Sono finalmente riuscita a finire la lettura, quasi allo scadere del mese!
Intanto ringrazio Guido e Bea per aver moderato in mia assenza e chiedo perdono agli utenti per essere sparita ma, come dicevo in un altro post, mi sposo tra un mese quindi il mio tempo libero è stato completamente assorbito dalle cose da fare per quest'evento e la pesantezza di questo libro sicuramente non ha contribuito ad una lettura scorrevole
Detto ciò, concordo con quanto avete detto (buffo che siamo tutti d'accordo!), vorrei davvero capire anch'io cosa c'hanno visto in questa storia quelli che l'hanno votato.. la vicenda è effettivamente originale e ha le carte in regola per diventare una storia avvincente invece l'autore si perde in elenchi e descrizioni infinite e vicende davvero poco probabili, concordo in particolare con quanto scritto da Bea: ho trovato decisamente ridicolo e poco credibile che queste persone siano disposte a farsi fuori per del denaro, aldilà dell'affetto che si possa o meno avere per degli ex compagni di classe (io non ne nutro affatto per alcuni
), mi sembra piuttosto disumano come comportamento, lo posso capire nella figura di Brodo che è chiaramente un personaggio contorto e disturbato ma gli altri boh.. concordo anche con la descrizione del contesto storico-sociale del futuro, è una sensazione che ho avuto immediatamente leggendo le date che progredivano ma non avendo alcuna sensazione dello scorrere del tempo, tant'è che ho faticato ad immaginarmi i protagonisti ultranovantenni (e anche arrivare a quest'età, statisticamente quant'è improbabile al giorno d'oggi?) avendo la percezione che non fosse cambiato nulla negli ultimi 30 anni.

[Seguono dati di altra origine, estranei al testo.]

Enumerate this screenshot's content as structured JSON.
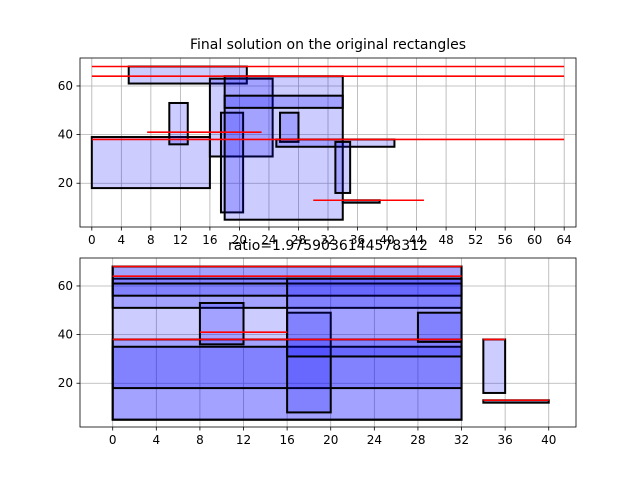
{
  "chart_data": [
    {
      "type": "rectangles",
      "title": "Final solution on the original rectangles",
      "xlim": [
        -1.6,
        65.6
      ],
      "ylim": [
        2,
        71.5
      ],
      "xticks": [
        0,
        4,
        8,
        12,
        16,
        20,
        24,
        28,
        32,
        36,
        40,
        44,
        48,
        52,
        56,
        60,
        64
      ],
      "yticks": [
        20,
        40,
        60
      ],
      "grid": true,
      "rectangles": [
        {
          "x0": 0,
          "y0": 18,
          "x1": 16,
          "y1": 39
        },
        {
          "x0": 5,
          "y0": 61,
          "x1": 21,
          "y1": 68
        },
        {
          "x0": 10.5,
          "y0": 36,
          "x1": 13,
          "y1": 53
        },
        {
          "x0": 16,
          "y0": 31,
          "x1": 24.5,
          "y1": 63
        },
        {
          "x0": 17.5,
          "y0": 8,
          "x1": 20.5,
          "y1": 49
        },
        {
          "x0": 18,
          "y0": 5,
          "x1": 34,
          "y1": 64
        },
        {
          "x0": 18,
          "y0": 51,
          "x1": 34,
          "y1": 56
        },
        {
          "x0": 25.5,
          "y0": 37,
          "x1": 28,
          "y1": 49
        },
        {
          "x0": 25,
          "y0": 35,
          "x1": 41,
          "y1": 38
        },
        {
          "x0": 33,
          "y0": 16,
          "x1": 35,
          "y1": 37
        },
        {
          "x0": 34,
          "y0": 12,
          "x1": 39,
          "y1": 13
        }
      ],
      "red_segments": [
        {
          "x0": 0,
          "x1": 64,
          "y": 68
        },
        {
          "x0": 0,
          "x1": 64,
          "y": 64
        },
        {
          "x0": 7.5,
          "x1": 23,
          "y": 41
        },
        {
          "x0": 0,
          "x1": 64,
          "y": 38
        },
        {
          "x0": 30,
          "x1": 45,
          "y": 13
        }
      ]
    },
    {
      "type": "rectangles",
      "title": "ratio=1.9759036144578312",
      "xlim": [
        -3,
        42.5
      ],
      "ylim": [
        2,
        71.5
      ],
      "xticks": [
        0,
        4,
        8,
        12,
        16,
        20,
        24,
        28,
        32,
        36,
        40
      ],
      "yticks": [
        20,
        40,
        60
      ],
      "grid": true,
      "rectangles": [
        {
          "x0": 0,
          "y0": 5,
          "x1": 32,
          "y1": 68
        },
        {
          "x0": 0,
          "y0": 5,
          "x1": 32,
          "y1": 38
        },
        {
          "x0": 0,
          "y0": 18,
          "x1": 32,
          "y1": 35
        },
        {
          "x0": 0,
          "y0": 51,
          "x1": 32,
          "y1": 63
        },
        {
          "x0": 0,
          "y0": 56,
          "x1": 32,
          "y1": 61
        },
        {
          "x0": 0,
          "y0": 61,
          "x1": 32,
          "y1": 68
        },
        {
          "x0": 8,
          "y0": 36,
          "x1": 12,
          "y1": 53
        },
        {
          "x0": 16,
          "y0": 8,
          "x1": 20,
          "y1": 49
        },
        {
          "x0": 16,
          "y0": 31,
          "x1": 32,
          "y1": 63
        },
        {
          "x0": 28,
          "y0": 37,
          "x1": 32,
          "y1": 49
        },
        {
          "x0": 34,
          "y0": 16,
          "x1": 36,
          "y1": 38
        },
        {
          "x0": 34,
          "y0": 12,
          "x1": 40,
          "y1": 13
        }
      ],
      "red_segments": [
        {
          "x0": 0,
          "x1": 32,
          "y": 68
        },
        {
          "x0": 0,
          "x1": 32,
          "y": 64
        },
        {
          "x0": 8,
          "x1": 16,
          "y": 41
        },
        {
          "x0": 0,
          "x1": 32,
          "y": 38
        },
        {
          "x0": 34,
          "x1": 36,
          "y": 38
        },
        {
          "x0": 34,
          "x1": 40,
          "y": 13
        }
      ]
    }
  ],
  "colors": {
    "rect_fill": "#0000ff",
    "rect_fill_opacity": 0.2,
    "rect_edge": "#000000",
    "segment": "#ff0000",
    "grid": "#b0b0b0",
    "axes": "#000000"
  }
}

Tutto sommato l'ho trovata una storia abbastanza piatta e, in molti tratti, anche di cattivo gusto, avrei fatto volentieri a meno di tutte quelle descrizioni delle manie sessuali di Brodo per esempio, è tutto fuorché una storia divertente (unico momento che ho trovato esilarante è stata la morte della Mascolo uccisa da un rider che portava cibo messicano, avendo invece lei immaginato la sua morte per mano di un uomo messicano in Messico
), a un certo punto mi sembrava diventasse un pochino più intrigante ma è una sensazione che è durata poche decine di pagine
ho trovato solo brevi spunti di riflessione su quanto questa stupida scommessa abbia condizionato la vita di ognuno di loro, al punto che non so più se lo facessero per il denaro o per il solo desiderio di supremazia sugli altri, anche il finale, in linea con la storia, lascia l'amaro in bocca e dà la sensazione che manchi qualcosa, si possono trarre diverse conclusioni su questa storia ma la trovo comunque poco credibile e decisamente poco ben strutturata.